Chasing Shadows: Pitfalls in LLM Security Research

This is the artifact repository for the NDSS'26 paper "Chasing Shadows: Pitfalls in LLM Security Research".

Citation

If you used our data or want to cite our work, please use the following BibTeX entry:

@inproceedings{evertz-26-chasing,
    title     = {Chasing Shadows: Pitfalls in LLM Security Research},
    author    = {Evertz, Jonathan and Risse, Niklas and Neuer, Nicolai and M{\"u}ller, Andreas and Normann, Philipp and Sapia, Gaetano and Gupta, Srishti and Pape, David and Shaw, Soumya and Srivastav, Devansh and Wressnegger, Christian and Quiring, Erwin and Eisenhofer, Thorsten and Arp, Daniel and Sch{\"o}nherr, Lea},
    booktitle = {Network and Distributed System Security Symposium (NDSS)},
    year      = {2026}
}

Pitfall Review Data

The review data (with omitted paper titles) can be found here.

Living Appendix

The project website with the living appendix can be found here.

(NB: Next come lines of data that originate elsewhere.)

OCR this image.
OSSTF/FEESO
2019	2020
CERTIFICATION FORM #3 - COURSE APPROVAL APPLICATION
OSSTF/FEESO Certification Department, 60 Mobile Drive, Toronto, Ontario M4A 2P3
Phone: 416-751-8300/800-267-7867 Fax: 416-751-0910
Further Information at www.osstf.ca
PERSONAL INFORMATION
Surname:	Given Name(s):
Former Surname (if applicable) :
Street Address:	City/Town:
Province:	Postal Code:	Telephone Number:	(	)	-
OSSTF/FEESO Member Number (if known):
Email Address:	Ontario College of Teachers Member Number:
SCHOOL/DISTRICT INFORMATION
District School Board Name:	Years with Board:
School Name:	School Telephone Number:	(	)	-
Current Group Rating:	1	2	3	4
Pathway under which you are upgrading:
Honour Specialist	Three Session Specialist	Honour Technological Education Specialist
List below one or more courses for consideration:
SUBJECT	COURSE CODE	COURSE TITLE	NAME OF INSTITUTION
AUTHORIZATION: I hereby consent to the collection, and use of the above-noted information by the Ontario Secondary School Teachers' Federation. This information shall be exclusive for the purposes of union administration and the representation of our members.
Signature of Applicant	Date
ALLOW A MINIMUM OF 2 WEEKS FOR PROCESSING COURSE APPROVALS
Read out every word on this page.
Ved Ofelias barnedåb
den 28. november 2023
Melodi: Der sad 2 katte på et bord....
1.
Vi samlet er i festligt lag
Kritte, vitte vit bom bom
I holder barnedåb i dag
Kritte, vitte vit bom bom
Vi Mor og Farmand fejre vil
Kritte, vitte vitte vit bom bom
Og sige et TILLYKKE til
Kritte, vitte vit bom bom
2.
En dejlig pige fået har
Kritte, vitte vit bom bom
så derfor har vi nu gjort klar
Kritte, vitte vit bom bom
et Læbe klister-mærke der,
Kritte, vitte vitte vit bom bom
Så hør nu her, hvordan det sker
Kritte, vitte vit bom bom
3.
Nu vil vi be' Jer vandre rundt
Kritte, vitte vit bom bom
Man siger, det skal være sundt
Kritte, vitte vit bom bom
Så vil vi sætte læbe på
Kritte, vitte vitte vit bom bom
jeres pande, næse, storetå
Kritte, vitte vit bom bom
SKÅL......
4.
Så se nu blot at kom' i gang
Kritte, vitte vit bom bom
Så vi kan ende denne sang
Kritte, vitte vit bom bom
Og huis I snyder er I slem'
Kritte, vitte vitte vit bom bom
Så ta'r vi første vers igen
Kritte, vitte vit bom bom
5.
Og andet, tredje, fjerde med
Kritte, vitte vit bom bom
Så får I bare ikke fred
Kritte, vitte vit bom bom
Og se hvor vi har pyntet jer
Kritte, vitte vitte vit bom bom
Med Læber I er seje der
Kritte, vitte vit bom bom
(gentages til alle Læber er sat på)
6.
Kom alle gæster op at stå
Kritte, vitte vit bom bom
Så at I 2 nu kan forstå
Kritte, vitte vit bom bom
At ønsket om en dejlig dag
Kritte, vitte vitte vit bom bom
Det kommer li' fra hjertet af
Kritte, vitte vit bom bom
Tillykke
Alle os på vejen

Reproducing the Experiments

Set up the environment

Every experiment is contained in its own directory (e.g., experiment_a_1 for Experiment A.1). Each experiment has its own Dockerfile that contains all dependencies required to run the experiment. Simply follow the instructions below for each experiment to build the Docker image and run the experiment. Most experiments require API keys. Insert/Update the necessary keys in the .env.template file in the respective experiment directory and rename it to .env.

Note

You do not need docker necessarily. You can also just create a virtual environment, install all dependencies via pip install -r requirements, and then just run the python scripts as you need.

Experiment A: Model Ambiguity & Surrogate Fallacy

A.1 Hate Detection

Request dataset access from https://huggingface.co/datasets/keyan96/New-Wave-Hate Then, after getting access, go to the tab: "Files and Versions" (next to Dataset card and Data Studio). Download data_ground_truth.csv. Save the data_ground_truth.csv file in the experiment_a_1 directory.
To use the repository, you need to set up the env file with the OpenAI key.

cd experiment_a_1
cp .env.template .env
nano -w .env

Replace the OpenAI API key in .env with your API key.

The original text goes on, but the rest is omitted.